Platzmangel beim LKA

Berliner Senat will Antiterrorzentrum einrichten

Der Berliner Senat zieht Konsequenzen aus dem Anschlag auf den Weihnachtsmarkt am Breitscheidplatz und will einem Medienbericht zufolge ein eigenes Antiterrorzentrum einrichten.

In dem neuen Gebäude sollten ab Januar 2020 rund 1200 Elitepolizisten arbeiten, berichteten am Donnerstag der Rundfunk Berlin-Brandenburg (RBB) und die „Berliner Morgenpost“. Der Senat will demnach 125 Millionen Euro investieren.

Ein Sprecher von Innensenator Andreas Geisel (SPD) bestätigte der Nachrichtenagentur AFP zwar grundsätzlich die Pläne zur Errichtung des Zentrums, verwies aber auf die Entscheidungshoheit des Hauptausschusses des Berliner Abgeordnetenhauses. Dort könnten die Regierungsfraktionen von SPD, Linke und Grüne dem Vorhaben noch im Laufe des Frühjahrs zustimmen.

Mit der CDU zeigte sich die größte Oppositionsfraktion den Senatsplänen gegenüber aufgeschlossen. „Es ist richtig, die Kommunikationswege zwischen den einzelnen beteiligten Polizeieinheiten zu verbessern und auch die Entscheidungswege zu verkürzen“, sagte der Vorsitzende des Untersuchungsausschusses, der CDU-Innenpolitiker Burkhard Dregger, im RBB.
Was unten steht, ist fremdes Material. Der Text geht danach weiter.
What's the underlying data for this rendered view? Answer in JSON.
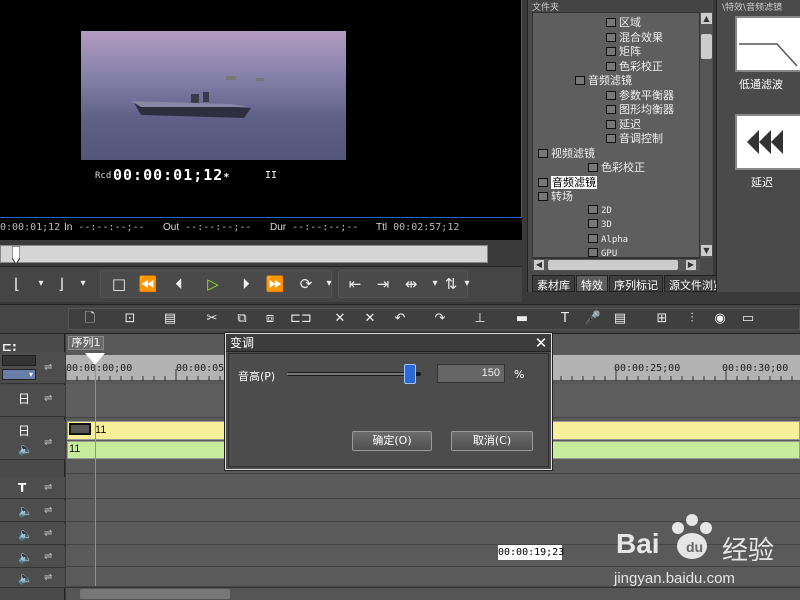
{
  "preview": {
    "rec_label": "Rcd",
    "timecode": "00:00:01;12",
    "tc_suffix": "*",
    "pause_symbol": "II",
    "current": "0:00:01;12",
    "in_label": "In",
    "in_value": "--:--:--;--",
    "out_label": "Out",
    "out_value": "--:--:--;--",
    "dur_label": "Dur",
    "dur_value": "--:--:--;--",
    "ttl_label": "Ttl",
    "ttl_value": "00:02:57;12"
  },
  "folder_panel": {
    "title": "文件夹",
    "tree": [
      {
        "label": "区域",
        "level": 3
      },
      {
        "label": "混合效果",
        "level": 3
      },
      {
        "label": "矩阵",
        "level": 3
      },
      {
        "label": "色彩校正",
        "level": 3
      },
      {
        "label": "音频滤镜",
        "level": 2
      },
      {
        "label": "参数平衡器",
        "level": 3
      },
      {
        "label": "图形均衡器",
        "level": 3
      },
      {
        "label": "延迟",
        "level": 3
      },
      {
        "label": "音调控制",
        "level": 3
      },
      {
        "label": "视频滤镜",
        "level": 1
      },
      {
        "label": "色彩校正",
        "level": 2
      },
      {
        "label": "音频滤镜",
        "level": 1,
        "selected": true
      },
      {
        "label": "转场",
        "level": 1
      },
      {
        "label": "2D",
        "level": 2
      },
      {
        "label": "3D",
        "level": 2
      },
      {
        "label": "Alpha",
        "level": 2
      },
      {
        "label": "GPU",
        "level": 2
      }
    ],
    "tabs": [
      "素材库",
      "特效",
      "序列标记",
      "源文件浏览"
    ],
    "active_tab": "特效"
  },
  "effect_panel": {
    "title": "\\特效\\音频滤镜",
    "items": [
      "低通滤波",
      "延迟"
    ]
  },
  "timeline": {
    "sequence_tab": "序列1",
    "ruler_labels": [
      "00:00:00;00",
      "00:00:05",
      "00:00:25;00",
      "00:00:30;00"
    ],
    "clip_video_label": "11",
    "clip_audio_label": "11",
    "timecode_popup": "00:00:19;23"
  },
  "dialog": {
    "title": "变调",
    "close_symbol": "✕",
    "pitch_label": "音高(P)",
    "pitch_value": "150",
    "pitch_unit": "%",
    "pitch_fraction": 0.92,
    "ok_label": "确定(O)",
    "cancel_label": "取消(C)"
  },
  "watermark": {
    "brand": "Bai",
    "brand_cn": "经验",
    "url": "jingyan.baidu.com"
  },
  "colors": {
    "accent_blue": "#2d69d6",
    "play_green": "#9be81f",
    "clip_video": "#f6f09a",
    "clip_audio": "#c7ec9b",
    "playhead": "#e7734e"
  }
}
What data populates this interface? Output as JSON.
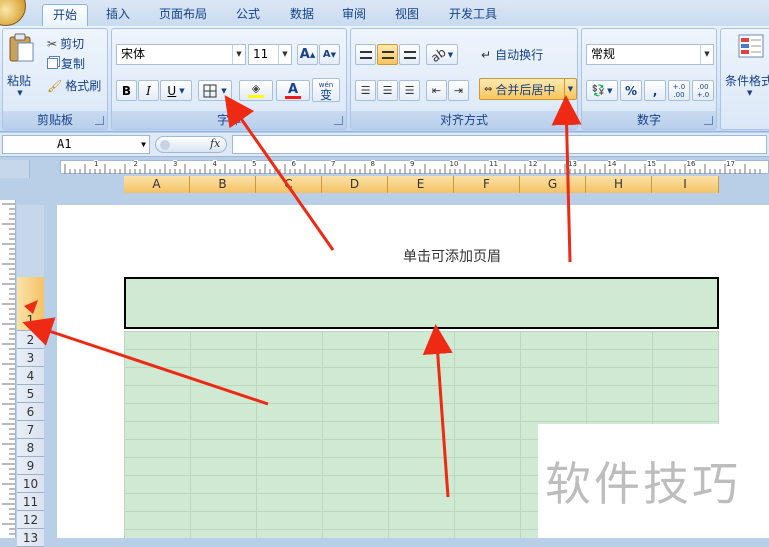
{
  "tabs": [
    {
      "label": "开始"
    },
    {
      "label": "插入"
    },
    {
      "label": "页面布局"
    },
    {
      "label": "公式"
    },
    {
      "label": "数据"
    },
    {
      "label": "审阅"
    },
    {
      "label": "视图"
    },
    {
      "label": "开发工具"
    }
  ],
  "clipboard": {
    "paste": "粘贴",
    "cut": "剪切",
    "copy": "复制",
    "format_painter": "格式刷",
    "label": "剪贴板"
  },
  "font": {
    "name": "宋体",
    "size": "11",
    "grow": "A",
    "shrink": "A",
    "bold": "B",
    "italic": "I",
    "underline": "U",
    "color_letter": "A",
    "phonetic": "wén",
    "phonetic_char": "变",
    "label": "字体"
  },
  "alignment": {
    "wrap": "自动换行",
    "merge": "合并后居中",
    "label": "对齐方式"
  },
  "number": {
    "format": "常规",
    "percent": "%",
    "comma": ",",
    "inc": "+.0 .00",
    "dec": ".00 +.0",
    "label": "数字"
  },
  "styles": {
    "conditional": "条件格式"
  },
  "formula_bar": {
    "cell_ref": "A1",
    "fx": "fx"
  },
  "ruler_numbers": [
    "1",
    "2",
    "3",
    "4",
    "5",
    "6",
    "7",
    "8",
    "9",
    "10",
    "11",
    "12",
    "13",
    "14",
    "15",
    "16",
    "17"
  ],
  "columns": [
    "A",
    "B",
    "C",
    "D",
    "E",
    "F",
    "G",
    "H",
    "I"
  ],
  "rows": [
    "1",
    "2",
    "3",
    "4",
    "5",
    "6",
    "7",
    "8",
    "9",
    "10",
    "11",
    "12",
    "13"
  ],
  "page": {
    "header_hint": "单击可添加页眉"
  },
  "watermark": "软件技巧",
  "colors": {
    "accent": "#f8c45c",
    "arrow": "#ee2a14",
    "cell_fill": "#d0e9d2"
  }
}
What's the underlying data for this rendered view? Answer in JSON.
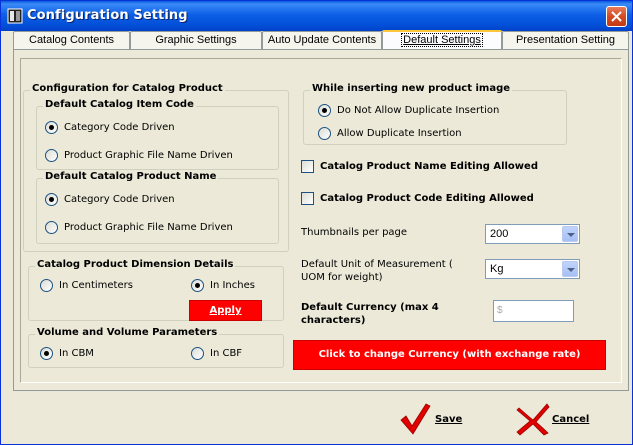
{
  "window": {
    "title": "Configuration Setting"
  },
  "tabs": [
    {
      "label": "Catalog Contents"
    },
    {
      "label": "Graphic Settings"
    },
    {
      "label": "Auto Update Contents"
    },
    {
      "label": "Default Settings",
      "active": true
    },
    {
      "label": "Presentation Setting"
    }
  ],
  "catalog_product": {
    "title": "Configuration for Catalog Product",
    "item_code": {
      "title": "Default  Catalog Item Code",
      "options": [
        "Category Code Driven",
        "Product Graphic File Name Driven"
      ],
      "selected": 0
    },
    "product_name": {
      "title": "Default  Catalog Product Name",
      "options": [
        "Category Code Driven",
        "Product Graphic File Name Driven"
      ],
      "selected": 0
    }
  },
  "dimension": {
    "title": "Catalog Product Dimension Details",
    "options": [
      "In Centimeters",
      "In Inches"
    ],
    "selected": 1,
    "apply_label": "Apply"
  },
  "volume": {
    "title": "Volume and Volume Parameters",
    "options": [
      "In CBM",
      "In CBF"
    ],
    "selected": 0
  },
  "image_insert": {
    "title": "While inserting new product  image",
    "options": [
      "Do Not Allow Duplicate Insertion",
      "Allow Duplicate Insertion"
    ],
    "selected": 0
  },
  "checks": {
    "name_editing": "Catalog Product Name Editing Allowed",
    "code_editing": "Catalog Product Code Editing Allowed"
  },
  "thumbnails": {
    "label": "Thumbnails per page",
    "value": "200"
  },
  "uom": {
    "label_line1": "Default Unit of Measurement (",
    "label_line2": "UOM for weight)",
    "value": "Kg"
  },
  "currency": {
    "label_line1": "Default Currency (max 4",
    "label_line2": "characters)",
    "value": "$",
    "change_label": "Click to change Currency (with exchange rate)"
  },
  "footer": {
    "save_label": "Save",
    "cancel_label": "Cancel"
  },
  "colors": {
    "accent_red": "#ff0000",
    "title_blue": "#0350d8"
  }
}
Das Geld fließt dem Bericht von RBB und „Morgenpost“ zufolge in die Ertüchtigung und 15-jährige Anmietung des früheren Reichspostzentralamts im Stadtteil Tempelhof. Dort sollen neben dem Staatsschutz des Landeskriminalamts auch die Spezialeinsatzkräfte und die unter anderem für Observierungen zuständigen mobilen Einsatzkräfte einziehen.

Der vom Berliner Senat eingesetzte Sonderermittler zum Attentat am Breitscheidplatz, Bruno Jost, hatte in seinem Abschlussbericht ebenso wie der noch laufende Untersuchungsausschuss des Abgeordnetenhauses zahlreiche Mängel bei der Polizei festgestellt. Demnach standen den insgesamt zu wenigen und überlasteten Antiterrorermittlern keine vernünftigen Arbeitsräume zur Verfügung. Es wurden zudem gravierende Mängel bei der internen Kommunikation und der Abstimmung mit anderen Sicherheitsbehörden festgestellt. (AFP)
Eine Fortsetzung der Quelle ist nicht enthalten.